Ülkemizde Instagram’ın 9 günlük erişim engeli sona erdi. Bu süreç farklı pek çok noktada analiz edilebilir ancak en dikkat çekici olan şuydu: Uygulama kapanınca bazı kişiler sanki kolu kopmuş gibi tepki verirken en çok “özgürlük” söylemini kullandı. Oysa uygulama ve ait olduğu şirket küresel toplum için tam bir diktatörlük tehdidi taşıyor. Facebook ve Whatsapp’ın yanı sıra yapay zekâ girişimleriyle de küresel bir tekel haline gelen ve hali hazırda 5 milyarı aşkın kullanıcıya sahip olan Meta şirketinin en popüler uygulaması Instagram…
Dünyada 2 milyar, ülkemizde 57 milyon kişi gününün önemli bir kısmını bu uygulamada geçiriyor. Bu uygulama ile bilgi ediniyor, haberdar oluyor, algı ve duyguları şekilleniyor, kendini ifade ediyor.
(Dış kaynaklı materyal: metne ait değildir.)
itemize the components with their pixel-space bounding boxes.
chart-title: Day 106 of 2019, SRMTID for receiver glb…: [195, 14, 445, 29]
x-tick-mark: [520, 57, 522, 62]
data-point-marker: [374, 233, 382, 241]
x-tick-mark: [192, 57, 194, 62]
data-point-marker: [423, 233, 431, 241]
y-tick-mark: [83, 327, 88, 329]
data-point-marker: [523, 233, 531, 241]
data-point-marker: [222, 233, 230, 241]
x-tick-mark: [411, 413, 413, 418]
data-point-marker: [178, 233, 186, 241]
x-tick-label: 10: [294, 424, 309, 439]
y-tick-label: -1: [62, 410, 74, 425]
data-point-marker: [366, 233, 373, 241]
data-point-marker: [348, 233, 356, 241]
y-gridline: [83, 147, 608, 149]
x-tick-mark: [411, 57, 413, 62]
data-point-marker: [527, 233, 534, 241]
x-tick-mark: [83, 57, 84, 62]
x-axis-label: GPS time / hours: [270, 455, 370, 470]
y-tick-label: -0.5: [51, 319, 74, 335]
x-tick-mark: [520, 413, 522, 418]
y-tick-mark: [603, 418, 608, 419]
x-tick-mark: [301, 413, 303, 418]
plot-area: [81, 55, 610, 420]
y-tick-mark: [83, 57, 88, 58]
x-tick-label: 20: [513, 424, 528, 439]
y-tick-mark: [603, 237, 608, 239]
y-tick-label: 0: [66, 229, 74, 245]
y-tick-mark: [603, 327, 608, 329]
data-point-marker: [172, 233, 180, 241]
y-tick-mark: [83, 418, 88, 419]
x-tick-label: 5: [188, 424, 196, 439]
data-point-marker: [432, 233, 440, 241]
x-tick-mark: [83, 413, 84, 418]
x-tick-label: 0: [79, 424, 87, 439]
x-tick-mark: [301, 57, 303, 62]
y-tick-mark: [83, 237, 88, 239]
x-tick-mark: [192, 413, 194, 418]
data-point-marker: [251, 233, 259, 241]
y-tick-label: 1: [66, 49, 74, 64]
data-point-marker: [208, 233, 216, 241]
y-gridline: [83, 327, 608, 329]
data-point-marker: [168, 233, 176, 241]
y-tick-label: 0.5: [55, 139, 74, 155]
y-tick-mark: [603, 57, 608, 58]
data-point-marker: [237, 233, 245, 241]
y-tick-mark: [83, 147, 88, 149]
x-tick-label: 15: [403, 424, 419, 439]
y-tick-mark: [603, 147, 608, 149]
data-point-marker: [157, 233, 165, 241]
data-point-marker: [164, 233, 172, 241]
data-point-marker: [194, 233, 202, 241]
Ancak uygulama; sansürleri, kısıtlamaları ve hatta hesap kapatmaları ile kullanıldığı ülkenin ilgisine, değerlerine ve gündemine meydan okurken; düşmanı olan terör örgütlerinin propaganda ve yalan haber yaymasına engel olmuyor.
Meta’ya akıtılan oluk oluk kişisel veriler meselenin ayrı ve önemli bir boyutu… Uygulamadaki bağımlılık yapıcı niteliklerle kullanıcıların manipüle ve istismar edilmesi, Igbt desteği ve yol açtığı psiko-sosyal sorunlar ise cabası… Pervasızca toplumumuzun bilgi, algı ve duygu atmosferini kirleten bu uygulamaya devletimizin geç de olsa çizdiği sınır ise dünyada ilk değil… Avrupa’dan Asya’ya pek çok ülkede, kullanıcıları şiddet, nefret ve ahlaki açıdan sorunlu içeriklere karşı korumayan, ülke güvenliğini riske atan ve ülke değerlerine zarar veren dijital platformlara yaptırım uygulayan yasalar mevcut.
Yaşanan sokak olaylarıyla mücadelede sosyal medya uygulamalarına karşı İngiltere’nin aldığı asayiş tedbirleri ise en güncel örnek… İngiltere 16 yaş altına sosyal medyanın yasaklanmasını da bir süredir tartışıyor. Sonuç olarak, Instagram’ı, küresel medya devlerini ve bu süreçte tüm dünyada toplumları bu dijital diktatörlükten korumak için verilen hukuk ve asayiş mücadelesini bilmeden atılan “özgürlük” çığlıkları en hafif tabiriyle cahillikten öteye gitmiyor.